Comment en est-on arrivé là ? Par le passé, une monnaie avait tendance à s'apprécier lorsque la balance des opérations courantes était excédentaire, car cela signifiait que la demande de cette monnaie provenant de cette source était supérieure à l'offre. Cet argument est peut-être encore valable aujourd'hui, mais il semble avoir perdu de sa force : la zone euro est excédentaire depuis longtemps, tandis que les États-Unis sont déficitaires depuis ce qui semble être une éternité. Les soldes des comptes courants ne jouent plus aucun rôle.
Idem pour les finances publiques. Plus le déficit est important, plus la dette publique est élevée, moins la politique budgétaire est solide. Si un pays ne fait pas preuve de rigueur dans la gestion de sa dette, les participants aux marchés des changes en déduisent qu'il tentera tôt ou tard de la dévaluer en la monétisant, c'est-à-dire au détriment de ceux qui détiennent des avoirs dans cette monnaie. Il en résulte une pression à la vente qui conduit à une dévaluation. Ce n'est plus vrai non plus : depuis le début de la crise de la Corona, le déficit public agrégé de l'Euroland s'élevait en moyenne à 5,2% du PIB, celui des Etats-Unis à 10,6% (y compris une estimation pour 2022). Selon les calculs du Fonds monétaire international (FMI), la dette publique totale par rapport au PIB était - et est toujours - nettement plus élevée aux Etats-Unis que dans la zone euro : actuellement 126% contre 95%. Mais cela n'impressionne pas les marchés des changes. Malgré ces chiffres, les pays de la zone euro sont plutôt considérés comme ayant des finances publiques peu solides.
Le problème est bien sûr que les Etats-Unis sont un Etat, avec une politique fiscale uniforme et un énorme appareil militaire, alors que l'Union monétaire n'est qu'une association d'Etats - autonomes dans leurs compétences clés. Il n'est pas du tout certain qu'ils se tiennent toujours ensemble, à travers le temps et l'espace, comme on le voit actuellement dans la nouvelle campagne électorale italienne, et récemment dans la campagne française, ou dans les tentatives de faire cavalier seul et de faire chanter la Hongrie et la Pologne. Si les choses deviennent sérieuses, les Etats-Unis devront venir à la rescousse. Peu d'investisseurs semblent s'attendre à ce que l'Europe occidentale puisse résister à une attaque russe contre les pays baltes. Ils préféreront donc garder leur argent en dollars plutôt qu'en euros, même si les perspectives d'inflation sont nettement moins bonnes aux Etats-Unis que dans la zone euro du point de vue de l'évolution des salaires.

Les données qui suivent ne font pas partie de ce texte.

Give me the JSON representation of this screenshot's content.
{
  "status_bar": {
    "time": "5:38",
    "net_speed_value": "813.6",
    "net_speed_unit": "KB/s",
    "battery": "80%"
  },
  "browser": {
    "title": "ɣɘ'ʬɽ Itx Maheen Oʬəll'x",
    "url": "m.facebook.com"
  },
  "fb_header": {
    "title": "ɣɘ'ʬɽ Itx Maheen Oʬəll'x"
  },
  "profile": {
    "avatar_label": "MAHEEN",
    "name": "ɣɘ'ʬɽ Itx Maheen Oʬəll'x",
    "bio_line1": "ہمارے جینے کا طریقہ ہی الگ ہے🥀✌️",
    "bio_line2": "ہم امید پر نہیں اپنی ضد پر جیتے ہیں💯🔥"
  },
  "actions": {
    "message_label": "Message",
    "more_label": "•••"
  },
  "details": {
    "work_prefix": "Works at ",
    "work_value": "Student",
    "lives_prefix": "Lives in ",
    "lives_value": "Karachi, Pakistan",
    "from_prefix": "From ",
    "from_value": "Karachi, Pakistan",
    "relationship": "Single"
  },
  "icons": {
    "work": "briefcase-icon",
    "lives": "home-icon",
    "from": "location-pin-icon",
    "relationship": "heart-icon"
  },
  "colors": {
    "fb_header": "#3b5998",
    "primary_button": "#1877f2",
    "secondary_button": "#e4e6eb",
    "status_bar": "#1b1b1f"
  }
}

A cela s'ajoute le fait que la banque centrale américaine agit beaucoup plus résolument contre l'inflation que la BCE, c'est-à-dire qu'elle a relevé les taux d'intérêt plus tôt et plus fortement. Cela peut aboutir à une récession, mais comme le marché de l'emploi continue de se porter à merveille, la Fed ne se laisse guère effrayer par cette perspective. Les taux directeurs américains devraient encore augmenter cette année pour atteindre environ 3%, dépassant ainsi toujours - et de plus en plus - le niveau européen. Le marché monétaire américain permet de gagner plus d'argent, surtout en termes nominaux, moins en termes réels.
En outre, la réputation de la BCE n'est pas particulièrement bonne : elle ne se comporte pas, comme on pourrait s'y attendre, de manière neutre vis-à-vis du marché, mais mène en parallèle une politique structurelle qui relève en fait du ressort d'autres institutions publiques, par exemple en favorisant les titres "verts" par rapport aux autres lors de l'assouplissement quantitatif, en influençant directement depuis peu les écarts de rendement des obligations de différentes provenances (pays), ou en récompensant les banques lorsqu'elles augmentent leurs crédits au-delà de certains seuils minimaux. Le fait qu'elle ait annoncé pendant de nombreux mois qu'elle augmenterait ses taux directeurs de 25 points de base en juillet, mais qu'elle les ait relevés de 50 à la place, n'a pas vraiment amélioré sa réputation.
Devons-nous sérieusement nous inquiéter de la faiblesse de l'euro ? En principe, une monnaie forte est quelque chose de souhaitable, car elle améliore le pouvoir d'achat et modifie la structure économique en faveur de produits et de services qui peuvent être vendus malgré des coûts et des prix élevés, ce qui garantit des revenus élevés. A long terme, il ne vaut pas la peine d'être un fournisseur bon marché. Après les récessions ou dans les premières phases du développement économique, les monnaies sous-évaluées sont utiles, comme par exemple en Allemagne après la guerre. Mais lorsqu'il existe déjà un stock de capital important et que la population active est bien formée et motivée - et qu'il y a de facto plein emploi -, cela n'a aucun sens de brader en quelque sorte ses produits et services. Un taux de change fixe signifie qu'il faut constamment améliorer son offre. Une telle offre crée sa propre demande - elle établit des tendances et devance le marché au lieu de lui courir après avec des produits bon marché. En d'autres termes, un euro faible n'apporte rien à long terme. Comme le lecteur l'aura remarqué, ceci est un plaidoyer pour une hausse plus rapide des taux directeurs européens et une réévaluation de l'euro.